The brief overviews presented in chapters 2, 3 and 4 clearly show that tsetse-trypanosomiasis is still a major constraint to livestock agriculture in West Africa, as increased rainfall in recent years has led to favourable habitats for tsetse flies in contrast to the drought conditions of the 1970s and 1980s. Furthermore, the problem of chemoresistance by livestock to the major trypanocidal drugs is spreading in the region. The need to employ a more integrated approach involving various tsetse-trypanosomiasis control methods, including the use of trypanotolerant livestock, has become even more acute now than in the past (FAO, 1998).

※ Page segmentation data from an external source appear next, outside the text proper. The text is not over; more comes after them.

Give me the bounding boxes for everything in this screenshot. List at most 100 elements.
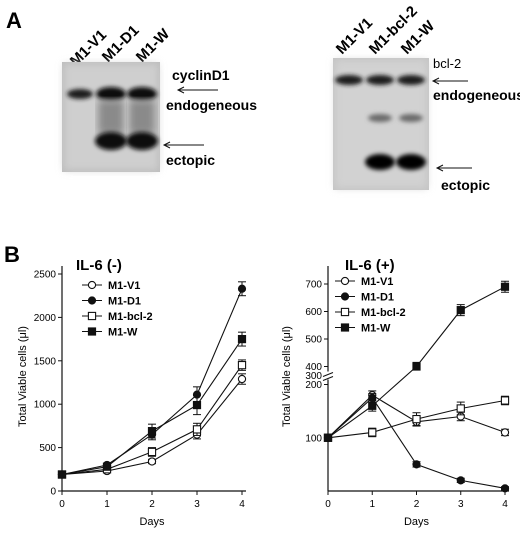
chart-il6-minus: 0 1 2 3 4 0 500 1000 1500 2000 2500 IL-6 (-) Days Tot… xyxy=(17,257,247,528)
legend-label: M1-W xyxy=(361,323,391,335)
legend-item: M1-W xyxy=(335,323,391,335)
series-m1-w xyxy=(323,280,510,442)
legend-label: M1-D1 xyxy=(108,296,141,308)
data-point-marker xyxy=(102,462,112,471)
y-axis-label: Total Viable cells (μl) xyxy=(281,326,293,427)
data-point-marker xyxy=(237,360,247,370)
legend-label: M1-bcl-2 xyxy=(108,311,153,323)
blot2-band-ectopic xyxy=(365,154,395,170)
legend-item: M1-W xyxy=(82,327,138,339)
blot1-ectopic-arrowhead xyxy=(162,141,171,149)
blot1-endogenous-label: endogeneous xyxy=(166,97,257,113)
series-m1-d1 xyxy=(323,393,510,493)
blot2-ectopic-arrowhead xyxy=(435,164,444,172)
data-point-marker xyxy=(192,400,202,410)
blot1-smear xyxy=(98,100,124,134)
blot2-lane-label: M1-V1 xyxy=(333,15,376,58)
data-point-marker xyxy=(340,292,350,301)
axis-break-mark xyxy=(322,372,334,377)
y-tick-label: 2500 xyxy=(34,270,57,281)
data-point-marker xyxy=(147,457,157,466)
data-point-marker xyxy=(500,282,510,291)
x-tick-label: 1 xyxy=(369,499,375,510)
series-m1-bcl-2 xyxy=(323,395,510,442)
blot1-endogenous-arrowhead xyxy=(176,86,185,94)
data-point-marker xyxy=(412,414,421,424)
y-tick-label: 1500 xyxy=(34,356,57,367)
blot1-protein-label: cyclinD1 xyxy=(172,67,230,83)
x-tick-label: 2 xyxy=(149,499,155,510)
data-point-marker xyxy=(456,476,465,485)
blot2-ectopic-label: ectopic xyxy=(441,177,490,193)
x-tick-label: 4 xyxy=(239,499,245,510)
x-axis-label: Days xyxy=(139,516,165,528)
data-point-marker xyxy=(87,311,97,321)
y-tick-label: 100 xyxy=(305,433,322,444)
data-point-marker xyxy=(412,362,421,371)
x-tick-label: 3 xyxy=(458,499,464,510)
data-point-marker xyxy=(192,425,202,434)
legend-label: M1-bcl-2 xyxy=(361,307,406,319)
blot1-ectopic-label: ectopic xyxy=(166,152,215,168)
data-point-marker xyxy=(500,396,510,405)
legend-item: M1-V1 xyxy=(82,280,140,292)
data-point-marker xyxy=(340,276,350,286)
legend-item: M1-bcl-2 xyxy=(335,307,406,319)
data-point-marker xyxy=(87,296,97,305)
data-point-marker xyxy=(237,374,247,384)
blot-bcl2: M1-V1 M1-bcl-2 M1-W bcl-2 endogeneous ec… xyxy=(333,3,520,193)
blot2-band-endogenous xyxy=(366,75,394,85)
axis-break-mark xyxy=(322,376,334,381)
x-tick-label: 1 xyxy=(104,499,110,510)
data-point-marker xyxy=(500,428,510,437)
blot2-band-faint xyxy=(368,114,392,122)
legend-label: M1-V1 xyxy=(361,276,393,288)
y-axis-label: Total Viable cells (μl) xyxy=(17,326,29,427)
blot2-endogenous-arrowhead xyxy=(431,77,440,85)
legend-label: M1-W xyxy=(108,327,138,339)
chart-title: IL-6 (+) xyxy=(345,257,395,274)
data-point-marker xyxy=(412,460,421,469)
y-tick-label: 400 xyxy=(305,362,322,373)
blot2-band-endogenous xyxy=(397,75,425,85)
blot1-band-endogenous xyxy=(67,89,93,99)
data-point-marker xyxy=(87,280,97,290)
blot1-smear xyxy=(129,100,155,134)
data-point-marker xyxy=(237,284,247,293)
legend-item: M1-D1 xyxy=(335,292,394,304)
blot1-band-ectopic xyxy=(95,132,127,150)
series-line xyxy=(327,396,506,489)
data-point-marker xyxy=(323,433,333,442)
blot1-band-endogenous xyxy=(96,87,126,101)
data-point-marker xyxy=(147,447,157,457)
legend-item: M1-D1 xyxy=(82,296,141,308)
x-tick-label: 4 xyxy=(502,499,508,510)
x-tick-label: 2 xyxy=(414,499,420,510)
blot2-protein-label: bcl-2 xyxy=(433,56,461,71)
blot-cyclind1: M1-V1 M1-D1 M1-W cyclinD1 endogeneous ec… xyxy=(62,22,257,172)
data-point-marker xyxy=(340,323,350,332)
legend-label: M1-D1 xyxy=(361,292,394,304)
x-axis-label: Days xyxy=(404,516,430,528)
data-point-marker xyxy=(237,335,247,344)
blot1-lane-label: M1-D1 xyxy=(99,22,143,66)
legend-item: M1-bcl-2 xyxy=(82,311,153,323)
chart-title: IL-6 (-) xyxy=(76,257,122,274)
data-point-marker xyxy=(368,428,377,437)
y-tick-label: 300 xyxy=(305,371,322,382)
panel-b-letter: B xyxy=(4,242,20,267)
data-point-marker xyxy=(368,401,377,410)
panel-a-letter: A xyxy=(6,8,22,33)
y-tick-label: 700 xyxy=(305,280,322,291)
y-tick-label: 600 xyxy=(305,307,322,318)
blot1-band-ectopic xyxy=(126,132,158,150)
y-tick-label: 1000 xyxy=(34,400,57,411)
data-point-marker xyxy=(456,306,465,315)
series-m1-w xyxy=(57,331,247,479)
data-point-marker xyxy=(57,470,67,479)
axis-break-gap xyxy=(324,371,332,380)
data-point-marker xyxy=(340,307,350,317)
x-tick-label: 0 xyxy=(325,499,331,510)
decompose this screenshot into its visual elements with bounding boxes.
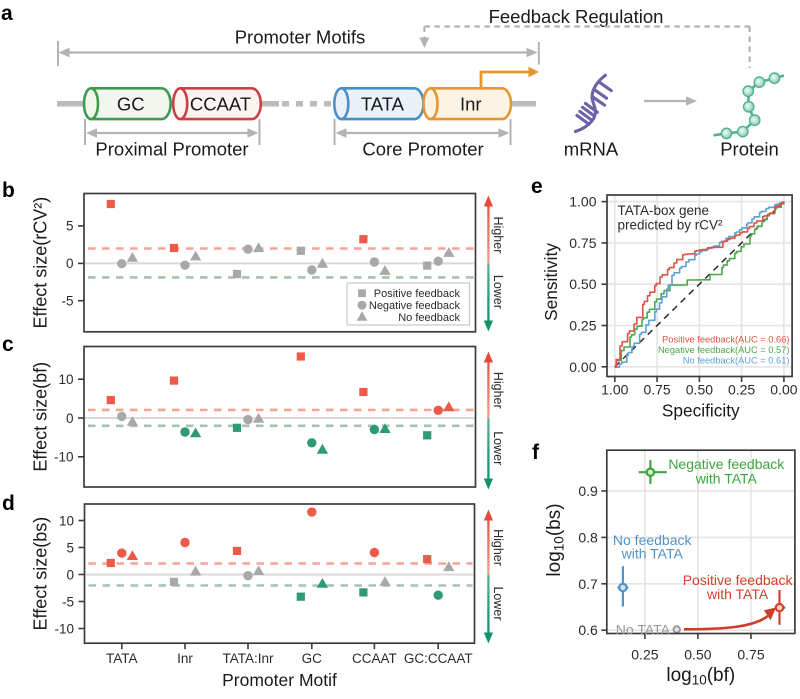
svg-text:log10(bf): log10(bf) xyxy=(666,665,735,688)
svg-text:with TATA: with TATA xyxy=(695,471,758,487)
svg-text:Promoter Motif: Promoter Motif xyxy=(222,670,337,690)
svg-text:GC: GC xyxy=(117,93,145,114)
svg-text:10: 10 xyxy=(59,513,74,528)
svg-text:log10(bs): log10(bs) xyxy=(544,503,567,576)
svg-text:Effect size(rCV²): Effect size(rCV²) xyxy=(31,197,51,329)
svg-text:Promoter Motifs: Promoter Motifs xyxy=(235,27,366,48)
svg-text:Specificity: Specificity xyxy=(662,401,740,421)
svg-text:TATA:Inr: TATA:Inr xyxy=(222,651,274,666)
svg-text:TATA-box gene: TATA-box gene xyxy=(618,203,710,218)
svg-text:predicted by rCV²: predicted by rCV² xyxy=(618,218,724,233)
svg-text:mRNA: mRNA xyxy=(564,139,619,160)
svg-text:Positive feedback: Positive feedback xyxy=(374,288,461,300)
svg-text:0.00: 0.00 xyxy=(770,382,797,398)
svg-text:CCAAT: CCAAT xyxy=(190,93,251,114)
svg-text:Lower: Lower xyxy=(491,275,505,309)
svg-text:0.25: 0.25 xyxy=(631,647,658,663)
svg-text:d: d xyxy=(2,492,15,515)
svg-text:0: 0 xyxy=(66,256,74,271)
svg-text:No feedback(AUC = 0.61): No feedback(AUC = 0.61) xyxy=(683,355,790,365)
svg-text:10: 10 xyxy=(58,372,73,387)
svg-text:0: 0 xyxy=(66,567,74,582)
svg-text:GC: GC xyxy=(302,651,323,666)
svg-text:Effect size(bf): Effect size(bf) xyxy=(31,362,51,472)
svg-text:0.25: 0.25 xyxy=(569,318,596,334)
svg-text:with TATA: with TATA xyxy=(621,546,684,562)
svg-text:0.8: 0.8 xyxy=(578,529,598,545)
svg-text:Negative feedback: Negative feedback xyxy=(668,456,785,472)
svg-text:0: 0 xyxy=(66,411,74,426)
svg-text:-10: -10 xyxy=(54,450,74,465)
svg-text:5: 5 xyxy=(66,219,74,234)
svg-text:-5: -5 xyxy=(61,294,73,309)
svg-text:Sensitivity: Sensitivity xyxy=(541,243,561,321)
svg-text:No TATA: No TATA xyxy=(616,622,671,638)
svg-text:1.00: 1.00 xyxy=(601,382,628,398)
svg-text:b: b xyxy=(2,179,15,202)
svg-text:a: a xyxy=(1,2,13,25)
svg-text:Positive feedback: Positive feedback xyxy=(683,572,794,588)
svg-text:with TATA: with TATA xyxy=(706,586,769,602)
svg-text:0.9: 0.9 xyxy=(578,483,598,499)
svg-text:Core Promoter: Core Promoter xyxy=(362,139,483,160)
svg-text:Protein: Protein xyxy=(720,139,779,160)
svg-text:0.25: 0.25 xyxy=(728,382,755,398)
svg-text:0.7: 0.7 xyxy=(578,576,598,592)
svg-text:Negative feedback(AUC = 0.57): Negative feedback(AUC = 0.57) xyxy=(658,345,790,355)
svg-text:0.50: 0.50 xyxy=(569,276,596,292)
svg-text:GC:CCAAT: GC:CCAAT xyxy=(404,651,473,666)
svg-text:Inr: Inr xyxy=(177,651,193,666)
svg-text:Positive feedback(AUC = 0.66): Positive feedback(AUC = 0.66) xyxy=(662,334,789,344)
svg-text:-5: -5 xyxy=(62,594,74,609)
svg-text:Lower: Lower xyxy=(491,431,505,465)
svg-text:-10: -10 xyxy=(54,621,74,636)
svg-text:0.50: 0.50 xyxy=(686,382,713,398)
svg-text:1.00: 1.00 xyxy=(569,194,596,210)
svg-text:Feedback Regulation: Feedback Regulation xyxy=(489,6,664,27)
svg-text:Lower: Lower xyxy=(491,586,505,620)
svg-text:TATA: TATA xyxy=(106,651,138,666)
svg-text:Higher: Higher xyxy=(491,529,505,566)
svg-text:0.75: 0.75 xyxy=(643,382,670,398)
svg-text:Higher: Higher xyxy=(491,372,505,409)
svg-text:0.6: 0.6 xyxy=(578,622,598,638)
svg-text:Proximal Promoter: Proximal Promoter xyxy=(95,139,248,160)
svg-text:0.50: 0.50 xyxy=(684,647,711,663)
svg-text:0.75: 0.75 xyxy=(737,647,764,663)
svg-text:0.75: 0.75 xyxy=(569,235,596,251)
svg-text:Negative feedback: Negative feedback xyxy=(369,300,461,312)
svg-text:e: e xyxy=(531,175,543,198)
svg-text:5: 5 xyxy=(66,540,74,555)
svg-text:CCAAT: CCAAT xyxy=(352,651,397,666)
svg-text:No feedback: No feedback xyxy=(613,532,693,548)
svg-text:Effect size(bs): Effect size(bs) xyxy=(31,517,51,631)
svg-text:Higher: Higher xyxy=(491,217,505,254)
svg-text:f: f xyxy=(532,441,540,464)
svg-text:0.00: 0.00 xyxy=(569,359,596,375)
svg-text:TATA: TATA xyxy=(361,93,405,114)
svg-text:No feedback: No feedback xyxy=(398,312,460,324)
svg-text:c: c xyxy=(2,333,14,356)
svg-text:Inr: Inr xyxy=(460,93,482,114)
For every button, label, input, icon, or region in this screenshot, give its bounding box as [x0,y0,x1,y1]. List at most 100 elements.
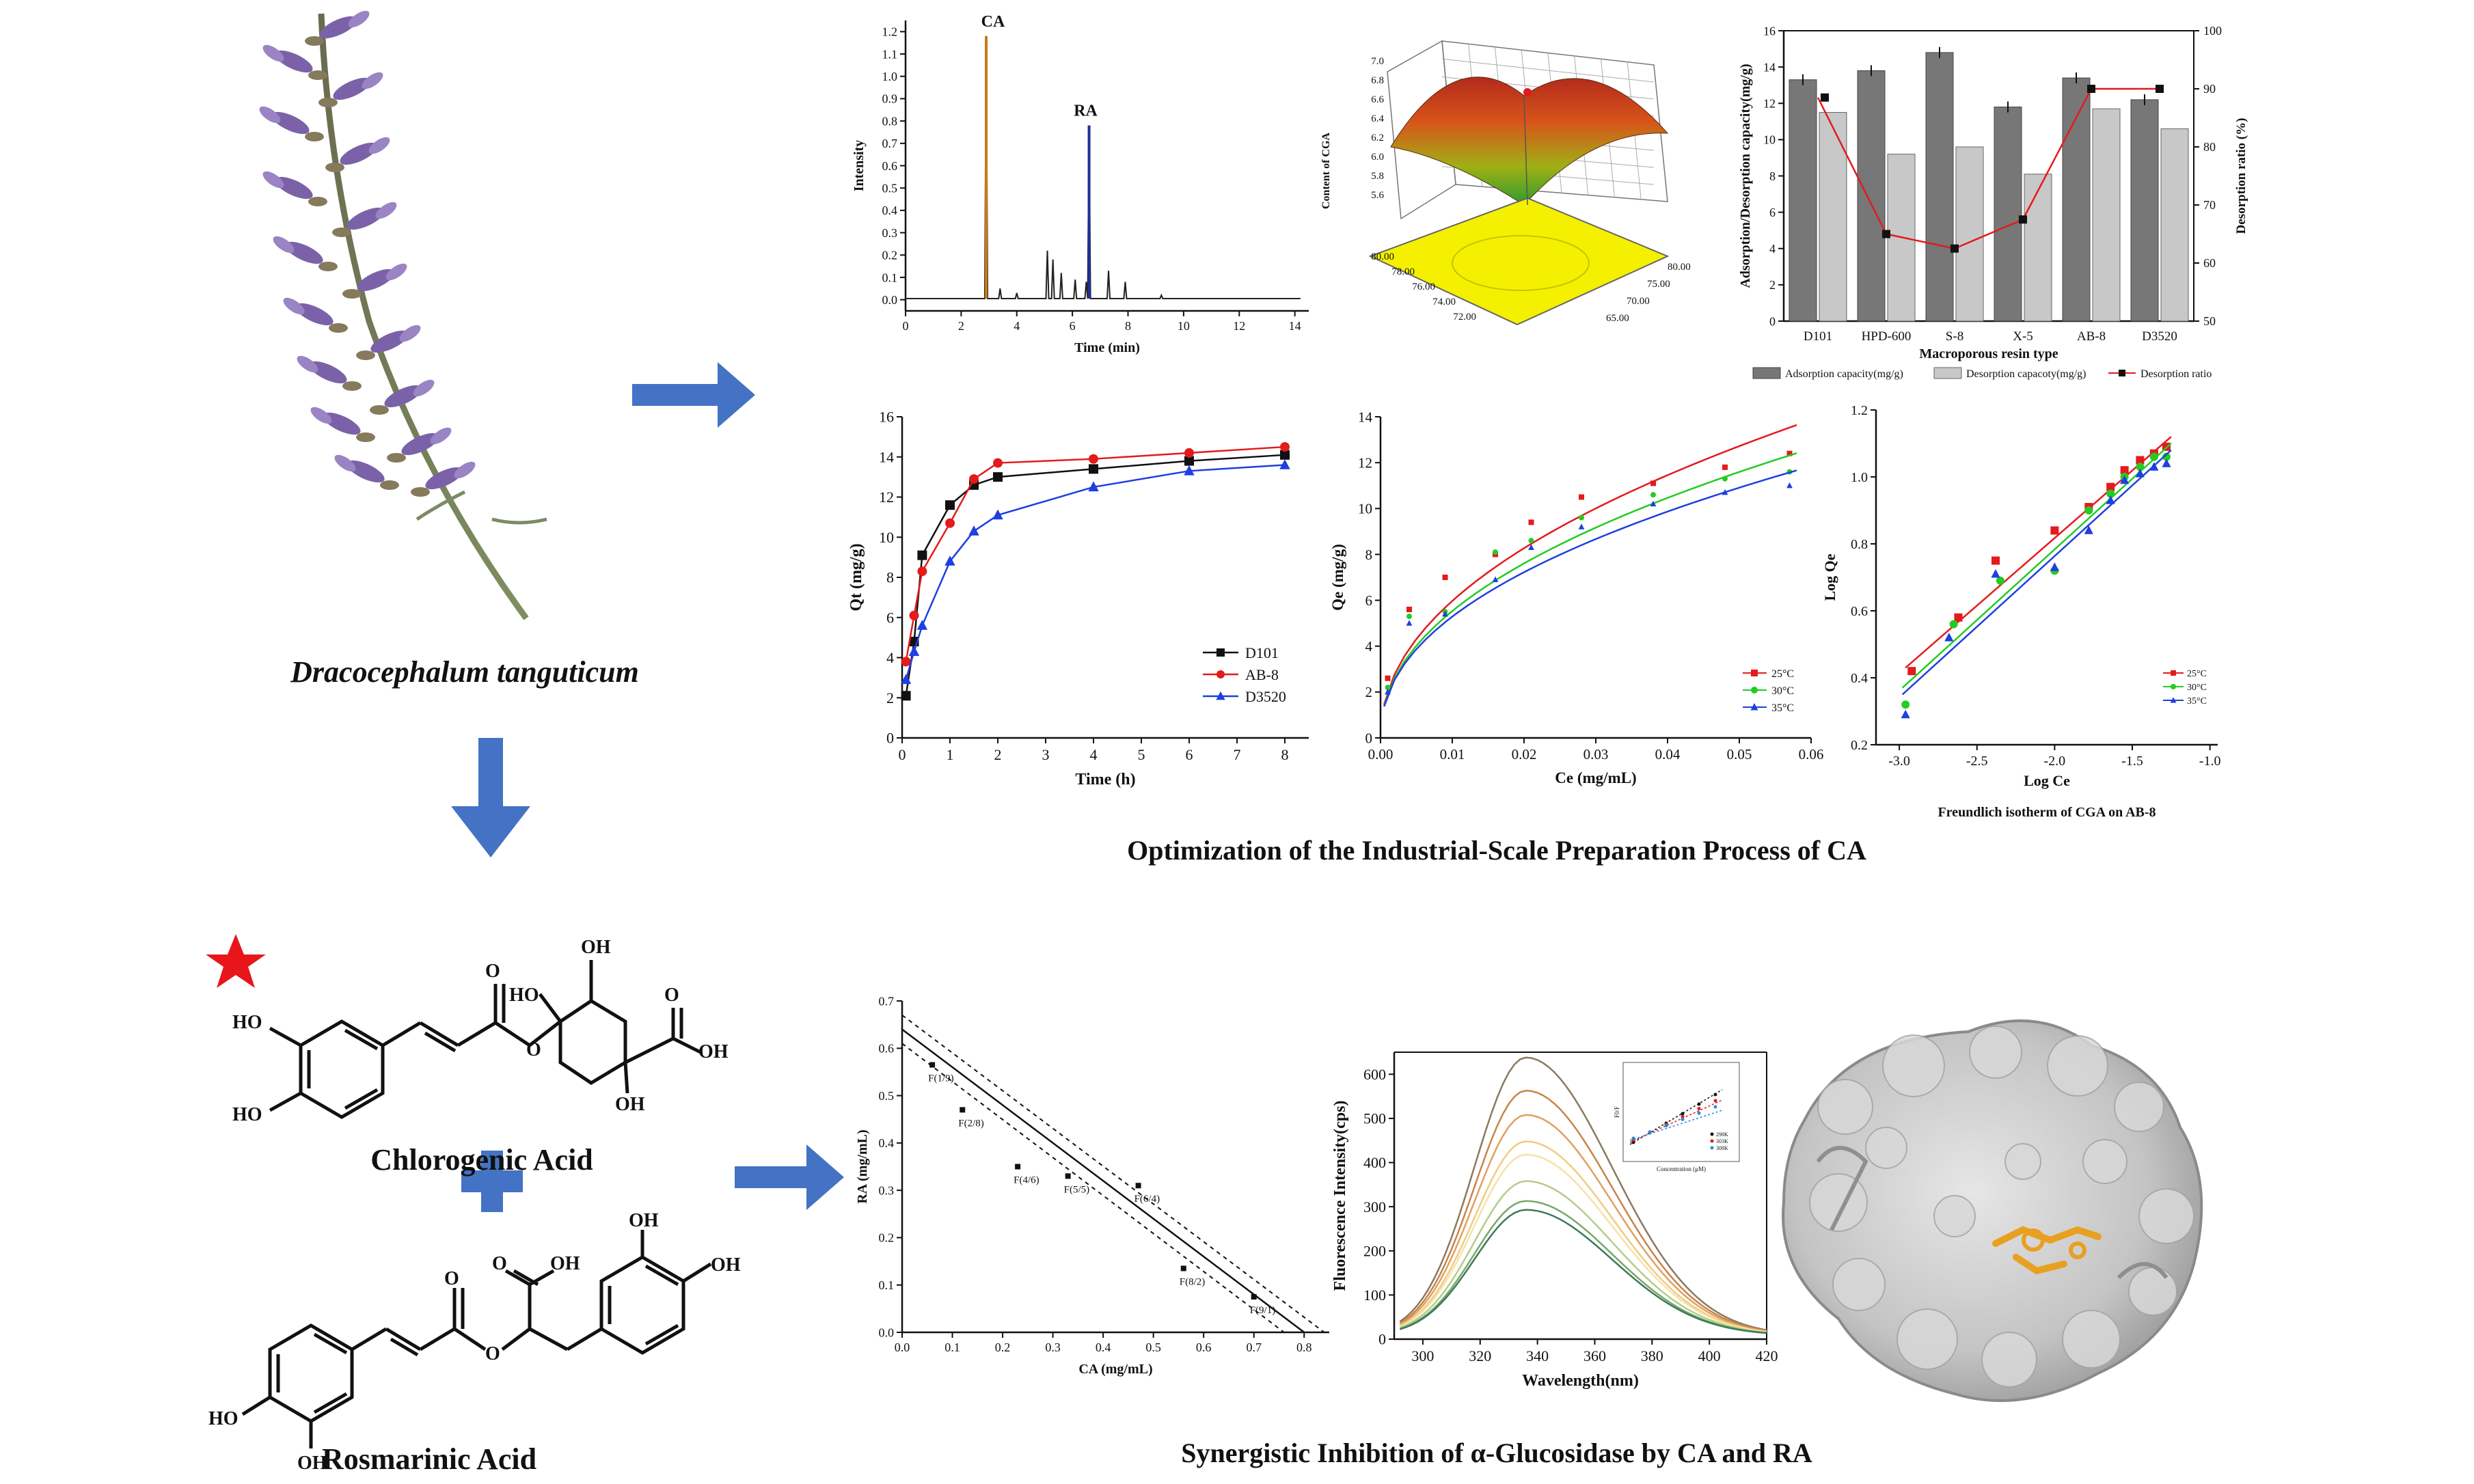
inset-legend-marker [1710,1139,1714,1143]
y-tick-label: 14 [1358,409,1373,425]
combination-point [960,1107,966,1113]
y-tick-label: 0.5 [879,1089,895,1103]
spectrum-5 [1399,1180,1767,1334]
svg-text:HO: HO [232,1104,262,1125]
data-point [1406,620,1413,626]
surface-lobe [2114,1082,2164,1132]
plant-illustration [259,10,547,620]
data-point [916,620,928,630]
svg-text:O: O [664,985,679,1006]
data-point [2149,462,2159,471]
protein-docking-illustration [1782,1019,2203,1402]
data-point [1089,454,1098,464]
data-point [2136,463,2145,471]
x-tick-label: 0.01 [1440,746,1465,762]
fit-curve-1 [1383,452,1797,706]
flower [259,106,281,124]
inset-legend-marker [1710,1132,1714,1136]
x-axis-label: Wavelength(nm) [1522,1372,1639,1390]
x-tick-label: 340 [1526,1347,1549,1364]
data-point [900,674,912,685]
inset-x-label: Concentration (μM) [1657,1166,1706,1172]
combination-point [1065,1173,1071,1179]
calyx [305,132,324,141]
adsorption-bar [1925,52,1954,322]
y-tick-label: 8 [1769,169,1776,183]
adsorption-bar [1994,107,2022,322]
inset-point [1713,1093,1717,1097]
point-label: F(6/4) [1134,1194,1160,1205]
point-label: F(2/8) [958,1118,984,1129]
x-tick-label: 74.00 [1432,297,1456,307]
spectrum-6 [1399,1200,1767,1334]
x-tick-label: 420 [1756,1347,1778,1364]
data-point [1901,709,1910,719]
calyx [308,70,327,80]
z-tick-label: 6.4 [1371,113,1384,124]
response-surface-plot: 5.6 5.8 6.0 6.2 6.4 6.6 6.8 7.0 Content of CGA 80… [1320,40,1691,326]
y-tick-label: 6 [1769,206,1776,219]
desorption-ratio-point [1821,93,1829,102]
desorption-bar [1955,146,1984,322]
calyx [370,405,389,415]
contour-line [1452,235,1590,291]
arrow-right-1 [632,362,755,428]
peak-label: RA [1074,102,1098,120]
z-tick-label: 6.6 [1371,94,1384,105]
inset-point [1681,1117,1685,1121]
arrow-right-2 [735,1144,844,1210]
svg-text:OH: OH [297,1453,327,1474]
x-axis-label: Time (min) [1074,340,1140,355]
y-tick-label: 0.2 [879,1231,895,1245]
legend-swatch-desorption [1933,367,1962,379]
data-point [1722,489,1728,495]
adsorption-bar [1789,79,1817,322]
desorption-ratio-point [2087,85,2095,93]
freundlich-isotherm-chart: -3.0 -2.5 -2.0 -1.5 -1.0 0.2 0.4 0.6 0.8 1.0 1.2 Lo… [1821,403,2220,820]
y-tick-label: 100 [1363,1287,1386,1304]
y-tick-label: 10 [1358,501,1372,517]
data-point [1579,494,1584,500]
surface-lobe [1897,1308,1958,1370]
adsorption-bar [2130,99,2159,322]
surface-lobe [2047,1035,2108,1097]
surface-lobe [1933,1195,1976,1237]
data-point [1949,620,1958,629]
legend-marker-ratio [2119,370,2125,376]
z-tick-label: 5.8 [1371,171,1384,182]
data-point [1786,482,1793,489]
surface-lobe [1832,1258,1886,1311]
rosmarinic-acid-structure [241,1230,712,1448]
response-surface [1390,77,1669,206]
data-point [1650,500,1657,507]
y-tick-label: 1.0 [882,70,898,83]
isobologram-chart: 0.0 0.1 0.2 0.3 0.4 0.5 0.6 0.7 0.8 0.0 0.1 0.2 0.3 0… [855,994,1329,1377]
adsorption-bar [2062,77,2091,322]
x-tick-label: 0.5 [1145,1341,1161,1354]
x-tick-label: X-5 [2013,329,2033,344]
combination-point [929,1062,936,1068]
data-point [1954,613,1963,622]
y-tick-label: 10 [879,529,894,546]
data-point [2106,482,2115,491]
inset-legend-label: 298K [1716,1131,1728,1138]
x-tick-label: 12 [1233,319,1245,333]
calyx [325,163,344,172]
spectrum-0 [1399,1056,1767,1331]
svg-text:O: O [444,1268,459,1289]
data-point [968,525,979,536]
data-point [993,472,1003,482]
y-tick-label: 0.9 [882,92,898,106]
y-tick-label: 200 [1363,1242,1386,1259]
x-tick-label: 0.05 [1727,746,1752,762]
inset-point [1631,1136,1635,1140]
x-tick-label: -1.5 [2121,754,2143,769]
svg-text:HO: HO [509,985,539,1006]
data-point [945,500,955,510]
y-tick-label: 65.00 [1606,313,1629,324]
data-point [992,509,1003,520]
y-tick-label: 1.2 [882,25,898,39]
legend-label: Desorption ratio [2140,368,2212,380]
legend-marker [1750,703,1758,711]
surface-lobe [2004,1143,2041,1180]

The major hindrance to the greater and wider-spread use of trypanotolerant livestock, especially in zero- to low-tsetse challenge areas, was the assumption that they are unproductive in view of their small size. Conclusions and comparisons made in the 1970s and early 1980s between trypanotolerant cattle and susceptible breeds (widely assumed to be more productive) established that this was not the case and that the contrary was in fact true. Further comparisons made in the late 1980s and early 1990s that took into account the milking and traction capacities of trypanotolerant livestock established that even in zero- to low-tsetse challenge areas, the biological productivity of trypanotolerant breeds is highly competitive. The missing information required to promote their wider use was their financial or economic competitiveness (de Haan, 1988). However, such data have been forthcoming in the late 1990s (e.g. Itty et al., 1997; FAO, 2003) and the emerging consensus is that given the number of other important diseases to which trypanotolerant livestock are apparently resistant or tolerant (Mattioli et al., 2000; Claxton and Leperre, 1991), trypanotolerant livestock will continue to play an important role in the development of livestock agriculture in West Africa.
Currently, trypanotolerant livestock are playing significant roles in the control of tsetse-trypanosomiasis in that their use in tsetse-affected areas allows livestock production and related development to occur that would otherwise not be possible with other breeds. The continued use of these animals in the production systems not only assures the livelihood support for the families who keep them but also leads to the conservation of these unique breeds. Their presence reduces the need for tsetse eradication, the results of which may have an as yet unknown impact on land use. Furthermore, some field evidence suggests that the use of trypanotolerant livestock has the potential of reducing trypanosome loads in given locations in view of the low numbers of parasites found in them and their infrequent infection status.
Several factors have been identified as influencing the extent to which trypanotolerant livestock are used or will be used in the future. Among them are changes in ecological settings, production systems, perceptions about their value to producers and availability of results of technologies that have the potential to increase their numbers. In addition, a framework has been constructed that considers these factors by analysing and making decisions about where and under which conditions trypanotolerant livestock would be needed in the future as part of an integrated approach to tsetse-trypanosomiasis control. The expected responses by producers and planners to the use of these breeds and other control methods with changing tsetse-challenge situations, as shown in Table 10, suggest that the trypanotolerance trait will continue to be exploited to support both low-input and market-oriented systems in the future.
In summary, the utility of the decision rules elaborated in Snow and Rawlings (1999) and the predicted responses outlined in Table 10 based on the framework developed in this paper, indicate that planners need to consider a broad range of issues including producers and community leaders views when implementing the control or eradication of tsetse-trypanosomiasis.